Given these encouraging results from limb motor function studies, it seems reasonable to hypothesize that similar principles may be applicable to swallowing exercise training. Behavioral rehabilitative exercises, including strength training, skill-based training, and combinatory approaches, have shown positive physiological effects [89, 90]. Of relevance, Malandraki et al. [91] reported that an 8-week lingual resistance exercise regime could increase cortical activation during swallowing and lingual pressure in a chronic stroke patient. At the initial phase of training, the patient displayed perilesional activity in the affected hemisphere. However, after 8 weeks of training, there was an increase in activation in primary motor cortex, primary sensory cortex, premotor area, and insula in both hemispheres and such changes were associated with increased lingual pressure. This finding suggested behavioral exercises could induce reorganization of the neural network.

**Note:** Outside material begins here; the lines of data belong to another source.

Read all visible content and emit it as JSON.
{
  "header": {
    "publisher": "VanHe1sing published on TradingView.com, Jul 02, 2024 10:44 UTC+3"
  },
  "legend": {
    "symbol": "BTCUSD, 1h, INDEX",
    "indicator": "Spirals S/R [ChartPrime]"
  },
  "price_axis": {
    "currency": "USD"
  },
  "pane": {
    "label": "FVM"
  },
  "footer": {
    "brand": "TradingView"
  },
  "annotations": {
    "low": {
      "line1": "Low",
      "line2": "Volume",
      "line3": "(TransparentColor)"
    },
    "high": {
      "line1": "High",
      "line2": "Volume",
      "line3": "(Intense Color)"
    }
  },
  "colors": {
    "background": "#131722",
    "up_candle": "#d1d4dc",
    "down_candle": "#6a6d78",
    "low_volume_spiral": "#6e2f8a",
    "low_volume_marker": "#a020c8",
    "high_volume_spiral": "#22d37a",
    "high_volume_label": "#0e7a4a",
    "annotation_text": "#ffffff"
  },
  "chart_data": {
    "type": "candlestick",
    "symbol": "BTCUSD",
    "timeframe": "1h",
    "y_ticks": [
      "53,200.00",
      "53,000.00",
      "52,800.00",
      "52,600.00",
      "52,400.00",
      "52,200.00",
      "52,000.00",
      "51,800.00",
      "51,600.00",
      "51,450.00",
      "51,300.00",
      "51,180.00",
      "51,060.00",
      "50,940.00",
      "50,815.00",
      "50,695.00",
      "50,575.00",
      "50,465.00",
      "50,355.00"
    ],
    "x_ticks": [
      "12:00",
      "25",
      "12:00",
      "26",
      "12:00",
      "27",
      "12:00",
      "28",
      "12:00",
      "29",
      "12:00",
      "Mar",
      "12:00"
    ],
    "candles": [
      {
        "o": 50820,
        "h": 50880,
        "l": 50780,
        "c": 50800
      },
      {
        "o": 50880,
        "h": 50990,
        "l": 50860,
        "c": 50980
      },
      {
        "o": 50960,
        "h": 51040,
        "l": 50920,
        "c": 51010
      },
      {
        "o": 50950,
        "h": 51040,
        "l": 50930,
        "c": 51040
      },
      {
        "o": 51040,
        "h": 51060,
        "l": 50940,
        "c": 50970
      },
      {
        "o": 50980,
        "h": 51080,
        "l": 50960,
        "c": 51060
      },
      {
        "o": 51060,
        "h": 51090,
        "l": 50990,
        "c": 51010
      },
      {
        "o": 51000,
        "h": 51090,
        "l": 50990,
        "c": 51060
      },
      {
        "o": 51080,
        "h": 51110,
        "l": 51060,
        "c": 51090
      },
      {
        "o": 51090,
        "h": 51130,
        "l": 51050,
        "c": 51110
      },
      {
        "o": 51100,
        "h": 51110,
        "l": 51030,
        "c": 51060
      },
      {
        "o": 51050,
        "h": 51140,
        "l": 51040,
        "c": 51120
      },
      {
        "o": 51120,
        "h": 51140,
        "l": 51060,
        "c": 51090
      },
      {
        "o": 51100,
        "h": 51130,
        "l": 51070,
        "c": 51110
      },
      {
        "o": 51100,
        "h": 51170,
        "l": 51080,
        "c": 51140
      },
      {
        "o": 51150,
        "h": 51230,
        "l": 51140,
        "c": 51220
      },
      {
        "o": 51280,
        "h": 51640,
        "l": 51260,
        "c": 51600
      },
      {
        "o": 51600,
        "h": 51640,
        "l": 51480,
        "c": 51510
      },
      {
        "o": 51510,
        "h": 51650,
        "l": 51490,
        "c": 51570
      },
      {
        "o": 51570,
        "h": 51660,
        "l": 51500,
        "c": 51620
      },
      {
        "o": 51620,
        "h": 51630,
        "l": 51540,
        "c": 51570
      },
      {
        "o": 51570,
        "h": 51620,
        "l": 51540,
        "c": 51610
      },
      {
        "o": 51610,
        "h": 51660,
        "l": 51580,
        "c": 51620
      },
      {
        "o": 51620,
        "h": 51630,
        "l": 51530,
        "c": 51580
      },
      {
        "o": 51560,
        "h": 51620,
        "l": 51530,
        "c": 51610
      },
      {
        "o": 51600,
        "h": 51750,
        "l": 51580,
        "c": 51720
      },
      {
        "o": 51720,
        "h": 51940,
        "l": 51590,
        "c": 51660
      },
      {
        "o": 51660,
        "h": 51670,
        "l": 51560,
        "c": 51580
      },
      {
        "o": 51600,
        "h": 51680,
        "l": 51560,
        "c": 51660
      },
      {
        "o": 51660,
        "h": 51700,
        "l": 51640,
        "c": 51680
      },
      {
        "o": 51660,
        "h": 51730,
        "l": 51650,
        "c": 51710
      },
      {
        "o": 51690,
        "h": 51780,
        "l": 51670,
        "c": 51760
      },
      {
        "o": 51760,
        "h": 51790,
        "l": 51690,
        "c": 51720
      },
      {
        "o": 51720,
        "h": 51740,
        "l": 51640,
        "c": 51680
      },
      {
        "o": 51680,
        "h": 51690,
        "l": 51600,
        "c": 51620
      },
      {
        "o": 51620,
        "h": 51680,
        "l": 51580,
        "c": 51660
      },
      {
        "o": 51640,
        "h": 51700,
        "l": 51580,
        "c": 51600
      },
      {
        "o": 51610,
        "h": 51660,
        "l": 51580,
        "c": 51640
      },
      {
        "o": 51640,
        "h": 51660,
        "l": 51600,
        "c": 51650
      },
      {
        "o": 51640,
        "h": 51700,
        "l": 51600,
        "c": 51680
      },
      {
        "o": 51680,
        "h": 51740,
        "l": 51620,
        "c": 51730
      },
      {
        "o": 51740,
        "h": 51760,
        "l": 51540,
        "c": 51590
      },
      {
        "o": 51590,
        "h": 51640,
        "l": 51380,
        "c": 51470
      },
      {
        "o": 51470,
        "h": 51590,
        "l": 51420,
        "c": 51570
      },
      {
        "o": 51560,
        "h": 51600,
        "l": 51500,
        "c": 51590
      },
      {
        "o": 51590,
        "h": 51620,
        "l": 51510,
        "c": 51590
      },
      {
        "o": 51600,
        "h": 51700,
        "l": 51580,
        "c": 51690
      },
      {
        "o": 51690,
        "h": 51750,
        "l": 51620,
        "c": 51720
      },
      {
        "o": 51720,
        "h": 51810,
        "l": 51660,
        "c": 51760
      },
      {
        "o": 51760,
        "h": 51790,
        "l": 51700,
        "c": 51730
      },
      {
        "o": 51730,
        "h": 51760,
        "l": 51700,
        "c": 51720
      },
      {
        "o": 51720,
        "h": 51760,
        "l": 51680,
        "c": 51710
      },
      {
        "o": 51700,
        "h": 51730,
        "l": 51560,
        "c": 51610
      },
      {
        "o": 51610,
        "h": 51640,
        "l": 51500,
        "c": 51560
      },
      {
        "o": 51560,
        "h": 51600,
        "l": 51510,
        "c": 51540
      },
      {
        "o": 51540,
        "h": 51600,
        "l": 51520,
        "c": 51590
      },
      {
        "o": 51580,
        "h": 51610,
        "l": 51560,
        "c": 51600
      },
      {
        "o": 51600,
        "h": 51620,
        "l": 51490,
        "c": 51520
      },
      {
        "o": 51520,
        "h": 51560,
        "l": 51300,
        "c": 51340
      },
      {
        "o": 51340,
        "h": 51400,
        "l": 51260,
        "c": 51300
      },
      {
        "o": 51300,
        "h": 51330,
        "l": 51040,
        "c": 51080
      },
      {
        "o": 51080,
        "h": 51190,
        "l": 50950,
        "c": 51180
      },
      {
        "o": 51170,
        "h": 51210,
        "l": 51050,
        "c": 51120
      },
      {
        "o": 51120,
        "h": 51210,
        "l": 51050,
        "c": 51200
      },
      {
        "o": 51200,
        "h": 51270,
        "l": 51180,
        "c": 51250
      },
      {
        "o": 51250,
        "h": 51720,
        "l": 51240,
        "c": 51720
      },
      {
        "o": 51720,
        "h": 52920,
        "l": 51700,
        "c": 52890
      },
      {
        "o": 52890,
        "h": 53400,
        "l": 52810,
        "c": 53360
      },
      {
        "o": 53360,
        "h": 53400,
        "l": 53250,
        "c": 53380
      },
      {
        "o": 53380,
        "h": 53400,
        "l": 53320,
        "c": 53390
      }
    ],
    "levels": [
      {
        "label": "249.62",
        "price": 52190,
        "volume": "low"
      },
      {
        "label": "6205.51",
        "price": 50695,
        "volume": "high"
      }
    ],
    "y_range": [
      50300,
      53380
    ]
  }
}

Linking the above findings to the future application of metaplasticity to swallowing rehabilitation, some studies have suggested that NIBS (tDCS and rTMS) combined with dysphagia therapy, which involves behavioral exercises, is superior to therapy alone in improving swallowing in stroke patients [53, 54, 92, 93]. While we cannot be certain about the underlying mechanism that drove this superiority, and whether cortical neurostimulation acted as prelude to inducing metaplasticity and in preparing the swallowing system for other therapeutic inputs, these findings demonstrated that when cortical neurostimulation is combined with behavioral therapy, the outcomes could be synergised. This sheds lights on the therapeutic potential of cross-modal treatments. Future studies may investigate the underlying mechanisms by manipulating other parameters of the protocol, for example, the interval between the two forms of treatments, and whether excitatory and inhibitory stimulation preceding behavioral therapy would result in opposite outcomes. Moreover, given the neurophysiological findings of peripheral (sensory, electrical, chemical, and thermal) neurostimulation, it would be interesting to investigate whether these methods could also be used as preconditioning inputs before cortical neurostimulation, or vice versa, to induce metaplasticity and enhance overall treatment outcomes.

Conclusions

Rehabilitation of neurogenic dysphagia is thought to be mainly driven by neuroplasticity, which involves modulation of synaptic strength. Studies have shown that both peripheral and central (cortical and cerebellar) neurostimulation treatments can promote such neuroplasticity in patients with neurogenic dysphagia. Peripheral neurostimulation is mainly used to increase sensory input to the central nervous system whereas central brain stimulation is used to directly induce plasticity changes in the cortex or cerebellum. However, the response to these techniques is highly variable, possibly due to genetic variability across individuals or variations in levels of brain activation prior to stimulation. Therefore, it is important to develop robust strategies to improve treatment outcomes. Recently, the concept of metaplasticity, which is the higher order brain function that regulates responses to plasticity changes, has been explored in the human swallowing motor system. There is preliminary evidence that the outcomes of brain stimulation can be enhanced through metaplasticity induced by preconditioning of the cortex. However, it is not yet known whether metaplasticity can be induced in patients with neurogenic dysphagia with similar preconditioned protocols. Nonetheless, the concept of metaplasticity allows further exploration on the effects of preconditioning, potentially through combinations of different modalities (peripheral or central), on the human swallowing motor system and its therapeutic values in promoting recovery of neurogenic dysphagia.